Easy Baked Sweet Potato: Perforate the sweet potatoes with a fork about a dozen times, place in a microwave-safe bowl, and microwave for 8-12 minutes until soft. Cut open and sprinkle with salt and pepper, as well as any spice that tickles your fancy. For those who are microwave-shy: cook the sweet potatoes (you don’t have to perforate them) for 45-60 minutes in a 200C oven.
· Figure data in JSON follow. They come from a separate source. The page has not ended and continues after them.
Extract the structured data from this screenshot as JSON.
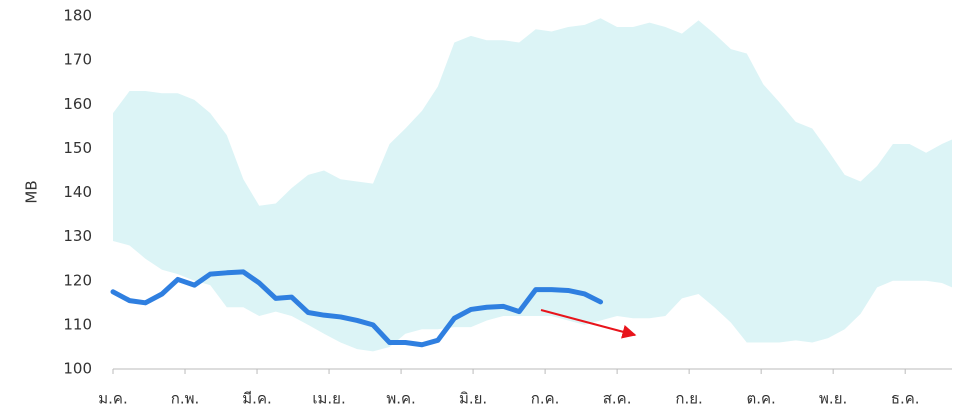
{
  "chart_data": {
    "type": "line",
    "y_label": "MB",
    "x": [
      0,
      0.23,
      0.45,
      0.68,
      0.9,
      1.13,
      1.35,
      1.58,
      1.81,
      2.03,
      2.26,
      2.48,
      2.71,
      2.93,
      3.16,
      3.39,
      3.61,
      3.84,
      4.06,
      4.29,
      4.51,
      4.74,
      4.97,
      5.19,
      5.42,
      5.64,
      5.87,
      6.09,
      6.32,
      6.55,
      6.77,
      7.0,
      7.22,
      7.45,
      7.67,
      7.9,
      8.13,
      8.35,
      8.58,
      8.8,
      9.03,
      9.25,
      9.48,
      9.71,
      9.93,
      10.16,
      10.38,
      10.61,
      10.83,
      11.06,
      11.29,
      11.51,
      11.65
    ],
    "xlim": [
      0,
      11.65
    ],
    "xticks": [
      {
        "value": 0,
        "label": "ม.ค."
      },
      {
        "value": 1,
        "label": "ก.พ."
      },
      {
        "value": 2,
        "label": "มี.ค."
      },
      {
        "value": 3,
        "label": "เม.ย."
      },
      {
        "value": 4,
        "label": "พ.ค."
      },
      {
        "value": 5,
        "label": "มิ.ย."
      },
      {
        "value": 6,
        "label": "ก.ค."
      },
      {
        "value": 7,
        "label": "ส.ค."
      },
      {
        "value": 8,
        "label": "ก.ย."
      },
      {
        "value": 9,
        "label": "ต.ค."
      },
      {
        "value": 10,
        "label": "พ.ย."
      },
      {
        "value": 11,
        "label": "ธ.ค."
      }
    ],
    "ylim": [
      100,
      180
    ],
    "yticks": [
      100,
      110,
      120,
      130,
      140,
      150,
      160,
      170,
      180
    ],
    "band": {
      "color": "#dcf4f6",
      "upper": [
        158,
        163,
        163,
        162.5,
        162.5,
        161,
        158,
        153,
        143,
        137,
        137.5,
        141,
        144,
        145,
        143,
        142.5,
        142,
        151,
        154.5,
        158.5,
        164,
        174,
        175.5,
        174.5,
        174.5,
        174,
        177,
        176.5,
        177.5,
        178,
        179.5,
        177.5,
        177.5,
        178.5,
        177.5,
        176,
        179,
        176,
        172.5,
        171.5,
        164.5,
        160.5,
        156,
        154.5,
        149.5,
        144,
        142.5,
        146,
        151,
        151,
        149,
        151,
        152
      ],
      "lower": [
        129,
        128,
        125,
        122.5,
        121.5,
        120,
        119,
        114,
        114,
        112,
        113,
        112,
        110,
        108,
        106,
        104.5,
        104,
        105,
        108,
        109,
        109,
        109.5,
        109.5,
        111,
        112,
        112,
        112,
        112,
        111,
        110,
        111,
        112,
        111.5,
        111.5,
        112,
        116,
        117,
        114,
        110.5,
        106,
        106,
        106,
        106.5,
        106,
        107,
        109,
        112.5,
        118.5,
        120,
        120,
        120,
        119.5,
        118.5
      ]
    },
    "series": [
      {
        "color": "#2f7fe0",
        "values": [
          117.5,
          115.5,
          115,
          117,
          120.3,
          119,
          121.5,
          121.8,
          122,
          119.5,
          116,
          116.3,
          112.8,
          112.2,
          111.8,
          111,
          110,
          106,
          106,
          105.5,
          106.5,
          111.5,
          113.5,
          114,
          114.2,
          113,
          118,
          118,
          117.8,
          117,
          115.2,
          null,
          null,
          null,
          null,
          null,
          null,
          null,
          null,
          null,
          null,
          null,
          null,
          null,
          null,
          null,
          null,
          null,
          null,
          null,
          null,
          null,
          null
        ]
      }
    ]
  }
}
Alternatively,  you can kick it up a notch and substitute a ‘blah’ baked, white potato or fattening loaded potato skins with…


Sweet & Salty Stuffed Sweet Potatoes

 Ingredients (serves 3-4 as a full meal; halve for a generous appetizer or side for the same quantity of people):

  • 4 sweet potatoes
  • ½ small onion, diced
  • ½ crisp apple, diced
  • ¼ cup yellow raisins or dried cranberries
  • 2 slices bacon (feel free to exclude if you’re trying to be 100% health-conscious)
  • Salt and pepper to preference


  1. Preheat oven to 200C; in the meantime, poke each sweet potato about a dozen times with a fork, piercing the skin. Then, put the sweet potatoes on a microwave safe plate (or bowl) and microwave for about 10-12 minutes, or until soft and cooked throughout. (Alternatively: cook at 200C for 45 minutes – 1 hour for even better caramelization and flavor.)
  2. While the potatoes cook and cool, dice your onions and apples. Sauté the onions and apples in a pan, lightly using an oil (like olive or coconut) of your choice; cook until the onions are translucent – 5 to 7 minutes. Afterwards, cook the bacon until crisp enough to crumble (once cool!).
  3. When the sweet potatoes are cool enough to touch, scoop out the flesh from the inside of the sweet potatoes (trying to keep the skin intact, though don’t worry if you make a few tears) and combine it in a bowl with the cooked onions and apples, dried cranberries/golden raisins, cooked and crumbled bacon, and salt and pepper.
  4. Mash the combined ingredients until the consistency of thick, lumpy mashed potatoes (add a little bit of milk or oil, if needed). Then use a spoon to scoop the stuffing back into the sweet potato skins, slightly overfilling each skin.
  5. Place the stuffed potatoes on a baking tray and cook in preheated oven for about 10-15 minutes, until hot throughout. Serve warm!


Enjoy the incredible taste and nutrition offered by the humble sweet potato!